Вспомнил!.. Давным-давно, в шестом классе, ходили мы на экскурсию. Ночевали в лесу. Кто-то сказал, когда легли спать, что рядом, на опушке, — кладбище. Мне стало страшно, и я полезла под бок к учительнице.

— Чего смешного? Мы тогда еще совсем «кишатами» были…

— А ты и сейчас такая же. Нисколечко не повзрослела.

— Да меня уже без задержки пускают на девятичасовой!..

— Утренний. Чуть стемнеет — ты носа из дома не показываешь, не то чтоб одной на улицу выйти.

— Было б зачем — ночью бы на пустырь, что за парком, сбегала.

Пустырь за парком — мрачное место. Мы там катаемся иногда на лыжах, девчонки рассказывают про него жуткие истории. И зачем я упомянула о нем!

Борька гнусно заигогокал.

— Ты? Ночью? На пустырь? Ха-ха-ха в квадрате!
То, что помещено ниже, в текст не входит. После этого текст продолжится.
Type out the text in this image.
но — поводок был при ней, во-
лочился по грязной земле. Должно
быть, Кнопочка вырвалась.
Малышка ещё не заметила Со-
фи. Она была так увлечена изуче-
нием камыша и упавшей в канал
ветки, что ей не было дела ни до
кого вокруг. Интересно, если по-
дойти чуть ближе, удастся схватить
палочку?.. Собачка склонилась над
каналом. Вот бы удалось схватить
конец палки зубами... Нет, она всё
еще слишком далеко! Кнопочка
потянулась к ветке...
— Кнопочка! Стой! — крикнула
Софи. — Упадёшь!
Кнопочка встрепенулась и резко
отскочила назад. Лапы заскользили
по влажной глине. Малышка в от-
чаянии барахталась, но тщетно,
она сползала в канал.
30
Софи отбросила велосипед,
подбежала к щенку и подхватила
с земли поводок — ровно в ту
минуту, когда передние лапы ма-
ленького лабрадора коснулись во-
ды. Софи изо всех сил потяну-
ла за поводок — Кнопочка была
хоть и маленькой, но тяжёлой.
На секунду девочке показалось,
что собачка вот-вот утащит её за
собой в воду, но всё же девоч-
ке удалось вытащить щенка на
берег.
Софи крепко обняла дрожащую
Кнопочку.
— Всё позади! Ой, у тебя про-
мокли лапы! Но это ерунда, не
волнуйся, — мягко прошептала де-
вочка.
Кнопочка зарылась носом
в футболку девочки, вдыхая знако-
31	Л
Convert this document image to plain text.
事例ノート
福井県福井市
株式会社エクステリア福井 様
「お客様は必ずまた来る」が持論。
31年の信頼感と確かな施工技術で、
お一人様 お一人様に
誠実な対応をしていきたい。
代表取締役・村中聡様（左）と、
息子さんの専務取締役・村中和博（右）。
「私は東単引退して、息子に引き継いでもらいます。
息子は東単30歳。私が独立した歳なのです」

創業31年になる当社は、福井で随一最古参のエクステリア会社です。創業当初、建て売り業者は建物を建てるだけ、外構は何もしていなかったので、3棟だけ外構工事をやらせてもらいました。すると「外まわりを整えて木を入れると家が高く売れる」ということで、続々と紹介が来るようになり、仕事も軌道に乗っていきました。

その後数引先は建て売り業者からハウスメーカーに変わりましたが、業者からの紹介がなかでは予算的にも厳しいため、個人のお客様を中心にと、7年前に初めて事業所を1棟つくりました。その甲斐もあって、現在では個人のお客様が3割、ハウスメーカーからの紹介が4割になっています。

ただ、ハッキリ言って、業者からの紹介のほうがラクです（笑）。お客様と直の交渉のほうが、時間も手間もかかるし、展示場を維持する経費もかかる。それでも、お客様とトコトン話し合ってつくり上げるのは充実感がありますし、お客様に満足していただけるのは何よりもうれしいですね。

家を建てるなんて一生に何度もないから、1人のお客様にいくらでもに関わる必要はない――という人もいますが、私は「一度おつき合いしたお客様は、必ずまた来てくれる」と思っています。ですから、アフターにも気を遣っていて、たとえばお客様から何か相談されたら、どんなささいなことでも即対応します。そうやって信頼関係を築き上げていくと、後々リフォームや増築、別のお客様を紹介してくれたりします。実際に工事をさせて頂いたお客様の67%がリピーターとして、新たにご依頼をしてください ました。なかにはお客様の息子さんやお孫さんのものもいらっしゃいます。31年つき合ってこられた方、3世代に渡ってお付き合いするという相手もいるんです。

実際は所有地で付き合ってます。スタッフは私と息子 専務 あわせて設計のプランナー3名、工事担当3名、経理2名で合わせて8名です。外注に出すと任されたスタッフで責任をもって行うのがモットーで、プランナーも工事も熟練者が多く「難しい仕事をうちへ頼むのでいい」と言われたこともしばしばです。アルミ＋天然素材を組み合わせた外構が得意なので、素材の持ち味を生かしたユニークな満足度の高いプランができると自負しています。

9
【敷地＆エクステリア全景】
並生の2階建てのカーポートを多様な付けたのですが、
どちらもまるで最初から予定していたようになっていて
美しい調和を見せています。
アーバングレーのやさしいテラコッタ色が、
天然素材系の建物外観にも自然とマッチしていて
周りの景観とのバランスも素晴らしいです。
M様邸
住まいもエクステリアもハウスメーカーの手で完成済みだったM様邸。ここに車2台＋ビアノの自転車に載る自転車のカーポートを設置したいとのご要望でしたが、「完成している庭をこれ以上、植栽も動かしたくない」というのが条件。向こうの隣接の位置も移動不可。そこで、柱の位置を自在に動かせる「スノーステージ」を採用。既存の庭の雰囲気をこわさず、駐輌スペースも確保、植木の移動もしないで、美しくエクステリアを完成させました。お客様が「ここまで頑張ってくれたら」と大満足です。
Отступить перед ним? Лучше под нож убийцы!

— Куда тебе! — продолжал он издеваться. Скажешь: мама не пустила… Эх ты, Анхела Алонсо!

Я едва не взбесилась: он испытывает мое самообладание!

— А вот и схожу! А как ты узнаешь?

— Помнишь каменный столб на пустыре?

— От старой церкви остался. Знаю.

— Принеси завтра в школу мой фонарик. Я его оставлю у столба. Идет?

— Пожалуйста.

— Только — чур: не раньше полдесятого брать.

— Пожалуйста.

— До завтра! — Коричневые Борькины глаза почему-то радостно засияли, и он помчался прочь.

— А там кладбище было! — крикнул он с другой стороны улицы.

— Не пугай!

Меня слегка передернуло. В голову заранее полезла чертовщина из Гоголя и Эдгара По.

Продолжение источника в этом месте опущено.